Christians, especially ministers, so often think they must always contribute something when they are in the company of others, that this is the one service they have to render. They forget that listening can be a greater service than speaking.
- Dietrich Bonhoeffer, Life Together
In my Christian journey, I have very often found that the ability to listen to someone else is an essential part of ministry. It could occur virtually anywhere - such as over a meal, while waiting, during a long train ride - and is hardly confined within the four walls of the church.
In Dietrich Bonhoeffer's book, Life Together, he discusses some essential ministries in a Christian community. One of these is the ministry of listening:
The first service that one owes to others in the fellowship consists in listening to them. Just as to love God begins with listening to His Word, so the beginning of love for the brethren is learning to listen to them. It is God's love for us that He not only gives us His Word but also lends us His ear. So it is His work that we do for our brother when we learn to listen to him. Christians, especially ministers, so often think they must always contribute something when they are in the company of others, that this is the one service they have to render. They forget that listening can be a greater service than speaking.
Further, Bonhoeffer warns of "a kind of listening with half an ear that presumes already to know what the other person has to say":
It is an impatient, inattentive listening, that despises the brother and is only waiting for a chance to speak and thus get rid of the other person. This is no fulfillment of our obligation, and it is certain that here too our attitude toward our brother only reflects our relationship to God.

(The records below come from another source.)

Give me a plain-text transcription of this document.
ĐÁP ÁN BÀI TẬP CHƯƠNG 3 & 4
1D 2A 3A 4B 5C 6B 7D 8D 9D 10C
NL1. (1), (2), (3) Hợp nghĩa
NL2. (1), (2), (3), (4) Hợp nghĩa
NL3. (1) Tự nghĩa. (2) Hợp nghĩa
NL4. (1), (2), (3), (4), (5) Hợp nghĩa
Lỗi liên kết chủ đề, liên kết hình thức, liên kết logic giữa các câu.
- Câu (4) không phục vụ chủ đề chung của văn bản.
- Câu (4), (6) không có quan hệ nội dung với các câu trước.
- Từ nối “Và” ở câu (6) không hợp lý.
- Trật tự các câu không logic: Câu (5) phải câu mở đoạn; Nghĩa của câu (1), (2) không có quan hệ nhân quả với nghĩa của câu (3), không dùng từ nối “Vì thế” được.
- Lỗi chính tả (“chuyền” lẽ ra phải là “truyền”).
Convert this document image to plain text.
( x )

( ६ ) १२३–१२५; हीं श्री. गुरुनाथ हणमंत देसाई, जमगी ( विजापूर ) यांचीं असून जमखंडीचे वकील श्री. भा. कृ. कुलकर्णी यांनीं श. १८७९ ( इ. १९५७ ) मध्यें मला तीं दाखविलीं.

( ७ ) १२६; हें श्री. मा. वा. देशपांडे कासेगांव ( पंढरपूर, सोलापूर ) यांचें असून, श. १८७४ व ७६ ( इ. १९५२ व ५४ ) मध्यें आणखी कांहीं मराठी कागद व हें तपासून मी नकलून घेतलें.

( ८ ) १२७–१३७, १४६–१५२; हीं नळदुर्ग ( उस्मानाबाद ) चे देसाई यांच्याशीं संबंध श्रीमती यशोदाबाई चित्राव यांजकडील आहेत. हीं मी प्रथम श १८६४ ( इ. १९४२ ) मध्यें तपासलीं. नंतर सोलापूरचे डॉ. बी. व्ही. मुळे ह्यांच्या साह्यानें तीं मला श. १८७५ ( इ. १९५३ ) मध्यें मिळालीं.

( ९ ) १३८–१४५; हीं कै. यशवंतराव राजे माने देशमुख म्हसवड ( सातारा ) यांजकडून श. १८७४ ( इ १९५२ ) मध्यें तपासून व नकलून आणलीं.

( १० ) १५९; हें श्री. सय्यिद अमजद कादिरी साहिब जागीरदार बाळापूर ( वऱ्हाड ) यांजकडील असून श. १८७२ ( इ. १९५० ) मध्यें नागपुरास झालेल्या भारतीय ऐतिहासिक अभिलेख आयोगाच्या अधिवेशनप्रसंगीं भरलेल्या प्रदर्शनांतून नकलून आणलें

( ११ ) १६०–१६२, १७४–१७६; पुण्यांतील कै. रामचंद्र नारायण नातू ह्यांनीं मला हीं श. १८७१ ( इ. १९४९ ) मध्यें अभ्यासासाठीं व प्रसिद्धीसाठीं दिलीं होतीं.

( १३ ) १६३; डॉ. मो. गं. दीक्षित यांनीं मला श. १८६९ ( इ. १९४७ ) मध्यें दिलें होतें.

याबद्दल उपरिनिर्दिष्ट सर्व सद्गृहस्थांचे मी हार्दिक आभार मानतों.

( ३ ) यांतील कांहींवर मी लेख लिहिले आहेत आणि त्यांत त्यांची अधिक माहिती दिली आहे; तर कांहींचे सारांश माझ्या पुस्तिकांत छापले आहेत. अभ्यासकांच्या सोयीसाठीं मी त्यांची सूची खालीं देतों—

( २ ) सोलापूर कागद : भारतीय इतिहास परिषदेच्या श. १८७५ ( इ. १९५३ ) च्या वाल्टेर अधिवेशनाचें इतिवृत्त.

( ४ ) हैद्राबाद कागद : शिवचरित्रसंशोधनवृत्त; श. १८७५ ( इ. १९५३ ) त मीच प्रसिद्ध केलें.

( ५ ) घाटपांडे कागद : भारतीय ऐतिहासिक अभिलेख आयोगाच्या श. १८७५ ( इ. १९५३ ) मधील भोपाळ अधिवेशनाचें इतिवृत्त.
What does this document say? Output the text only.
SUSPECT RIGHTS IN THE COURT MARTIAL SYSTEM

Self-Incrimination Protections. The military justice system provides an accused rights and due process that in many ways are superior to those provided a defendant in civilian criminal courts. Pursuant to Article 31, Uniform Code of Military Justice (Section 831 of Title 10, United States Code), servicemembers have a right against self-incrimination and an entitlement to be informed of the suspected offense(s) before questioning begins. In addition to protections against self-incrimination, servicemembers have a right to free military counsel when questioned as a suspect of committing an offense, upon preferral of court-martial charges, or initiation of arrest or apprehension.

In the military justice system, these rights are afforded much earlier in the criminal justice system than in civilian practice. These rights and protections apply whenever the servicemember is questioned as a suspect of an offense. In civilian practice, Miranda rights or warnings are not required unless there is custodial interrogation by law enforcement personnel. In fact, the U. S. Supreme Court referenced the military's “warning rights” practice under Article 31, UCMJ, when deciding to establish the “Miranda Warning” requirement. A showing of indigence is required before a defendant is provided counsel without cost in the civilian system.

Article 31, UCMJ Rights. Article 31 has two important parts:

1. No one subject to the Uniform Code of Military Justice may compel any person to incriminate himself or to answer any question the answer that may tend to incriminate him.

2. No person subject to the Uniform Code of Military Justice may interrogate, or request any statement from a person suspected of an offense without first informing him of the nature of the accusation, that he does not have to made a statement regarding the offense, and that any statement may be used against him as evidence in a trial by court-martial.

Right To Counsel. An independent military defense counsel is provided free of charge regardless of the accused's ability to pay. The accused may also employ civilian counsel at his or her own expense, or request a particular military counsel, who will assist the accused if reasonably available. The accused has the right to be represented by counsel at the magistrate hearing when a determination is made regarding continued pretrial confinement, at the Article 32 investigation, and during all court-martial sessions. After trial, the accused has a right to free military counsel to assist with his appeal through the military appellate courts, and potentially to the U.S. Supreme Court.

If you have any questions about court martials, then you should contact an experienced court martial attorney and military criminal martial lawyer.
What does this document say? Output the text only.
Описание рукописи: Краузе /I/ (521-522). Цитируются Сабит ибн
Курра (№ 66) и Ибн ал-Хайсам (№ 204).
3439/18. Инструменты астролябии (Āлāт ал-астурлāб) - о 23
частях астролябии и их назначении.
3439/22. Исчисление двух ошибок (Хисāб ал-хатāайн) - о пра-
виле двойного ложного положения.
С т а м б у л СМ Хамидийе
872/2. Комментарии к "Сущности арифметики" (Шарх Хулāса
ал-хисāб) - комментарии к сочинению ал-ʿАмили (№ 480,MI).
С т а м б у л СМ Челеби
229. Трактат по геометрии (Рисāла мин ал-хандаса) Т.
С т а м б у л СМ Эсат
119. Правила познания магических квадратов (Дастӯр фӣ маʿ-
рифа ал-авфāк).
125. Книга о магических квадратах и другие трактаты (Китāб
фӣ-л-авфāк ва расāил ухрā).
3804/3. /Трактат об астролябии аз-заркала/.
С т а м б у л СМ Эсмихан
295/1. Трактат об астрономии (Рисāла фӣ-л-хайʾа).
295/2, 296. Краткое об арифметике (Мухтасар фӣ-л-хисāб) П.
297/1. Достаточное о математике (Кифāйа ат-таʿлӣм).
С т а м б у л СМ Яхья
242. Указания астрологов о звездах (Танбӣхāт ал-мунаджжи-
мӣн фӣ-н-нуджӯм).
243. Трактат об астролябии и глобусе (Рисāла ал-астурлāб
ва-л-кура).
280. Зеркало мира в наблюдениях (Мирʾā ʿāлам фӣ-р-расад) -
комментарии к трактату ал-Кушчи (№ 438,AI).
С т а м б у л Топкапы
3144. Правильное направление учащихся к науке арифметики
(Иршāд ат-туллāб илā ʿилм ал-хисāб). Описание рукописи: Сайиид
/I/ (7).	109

I, for one, could not agree more.
I remember the frustration I felt when I was simply trying to have a conversation with a pastor. I was telling him about something I had spoken about in another church. It was just a simple sharing, without more. Nevertheless, he weighed in, almost out of a particular perceived obligation, with his opinion on what I had told him about, speaking at length about church doctrine and tradition on that particular topic.
Again, on another occasion with another pastor, I shared in a group on social media an article which I had written. What followed was an unsolicited comment from the pastor, who was quick to jump in and go the whole nine yards with his views on the topic, even though this caused the discussion to go off on a rather meaningless tangent.
Had I been seeking pastoral help, I would have been thoroughly put off by how the pastors had behaved.
In ministry, the ability to listen is sometimes more valuable than the ability to speak. Some of the most meaningful and powerful of ministry which I have offered or which I have received have involved extended periods of listening, coupled with only a few pieces of short prophetic words spoken right into one's soul.
Even in the midst of profound disagreement, whether in the context of heated debates on controversial issues or more civil discussions, listening has on many occasions shown itself to be more important than speaking and making one's point. As the Apostle James writes, "Everyone should be quick to listen, slow to speak and slow to become angry" (James 1:19).
Bonhoeffer concludes by emphasising that "the ministry of listening has been committed to [Christians] by Him who is Himself the great listener and whose work they should share". He writes:
We should listen with the ears of God that we may speak the Word of God.